Tamanho do Brasil indígena
"No Brasil, há cerca de 220 povos indígenas, somando uma população de, aproximadamente, 350 mil pessoas, as quais falam 180 línguas. Em um território de 100 milhões de hectares, os povos indígenas estão presentes nas diversas regiões e ecossistemas do país, como a amazônia, mata atlântica, cerrado, pantanal e semi-árido.
Ao longo dos séculos, desenvolveram modos de vida que lhes permitiram manter equilíbrio dos ecossistemas e conhecer variedades de tubérculos, plantas medicinais e frutíferas. Estão preparados para oferecer suas experiências e contribuir para preservar o meio ambiente, os recursos hídricos e a biodiversidade e ajudar a compreender melhor as mudanças climáticas."

Modelo econômico em xeque
"É impossível melhorar a qualidade de vida sem desenvolvimento econômico e social. Porém, o modelo de desenvolvimento atual, a falta de atuação dos órgãos públicos e as atividades ilegais, que causam danos ao ambiente, geram insegurança e colocam em risco a estabilidade social e econômica da sociedade brasileira."
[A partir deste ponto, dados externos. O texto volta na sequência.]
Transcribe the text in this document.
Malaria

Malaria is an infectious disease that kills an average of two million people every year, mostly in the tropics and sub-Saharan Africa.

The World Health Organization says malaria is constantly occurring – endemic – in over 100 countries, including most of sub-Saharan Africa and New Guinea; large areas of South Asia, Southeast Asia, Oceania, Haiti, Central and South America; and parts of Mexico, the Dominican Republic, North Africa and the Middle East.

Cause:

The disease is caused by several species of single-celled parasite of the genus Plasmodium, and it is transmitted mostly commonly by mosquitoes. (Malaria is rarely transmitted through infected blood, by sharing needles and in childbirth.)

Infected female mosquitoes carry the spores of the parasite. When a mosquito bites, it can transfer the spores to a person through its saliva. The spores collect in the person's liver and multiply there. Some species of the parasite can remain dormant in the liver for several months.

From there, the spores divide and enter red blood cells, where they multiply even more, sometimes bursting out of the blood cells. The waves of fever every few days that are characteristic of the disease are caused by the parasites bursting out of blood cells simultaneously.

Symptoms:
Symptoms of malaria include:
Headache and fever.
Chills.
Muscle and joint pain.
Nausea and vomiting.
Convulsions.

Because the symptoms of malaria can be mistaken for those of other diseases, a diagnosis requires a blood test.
A tudo isso, Paulo acrescenta que a formação dos blocos econômicos regionais, as decisões do Banco Mundial e da Organização Mundial do Comércio - OMC também têm implicações diretas sobre o meio ambiente e o modo de vida dos brasileiros. "Muitos projetos causam impactos diretamente na vida das comunidades e enormes danos ao meio ambiente. Ao mesmo tempo, é desperdiçado montante significativo de recursos públicos em obras que não chegam a ser concluídas", reclama.
Recomendo, ainda, que a população se organize para evitar que a situação continue comprometendo a diversidade sócio-cultural e do meio ambiente. "É incontestável o crescimento do país para gerar renda, empregos e aproveitamento das riquezas, desde que promova o desenvolvimento econômico sustentável, não provoque desestruturação social e reduza o contingente de excluídos", conclui.

Balcão da cidadania
A Federação das Organizações Indígenas do Rio Negro - Foirn e o Ministério da Justiça firmaram convênios para implementar o projeto Balcão do Cidadania, possibilitando aos indígenas acesso aos órgãos públicos para obter documentação básica: certidão de nascimento carteira de identidade, CPF, título de eleitor e carteira de trabalho.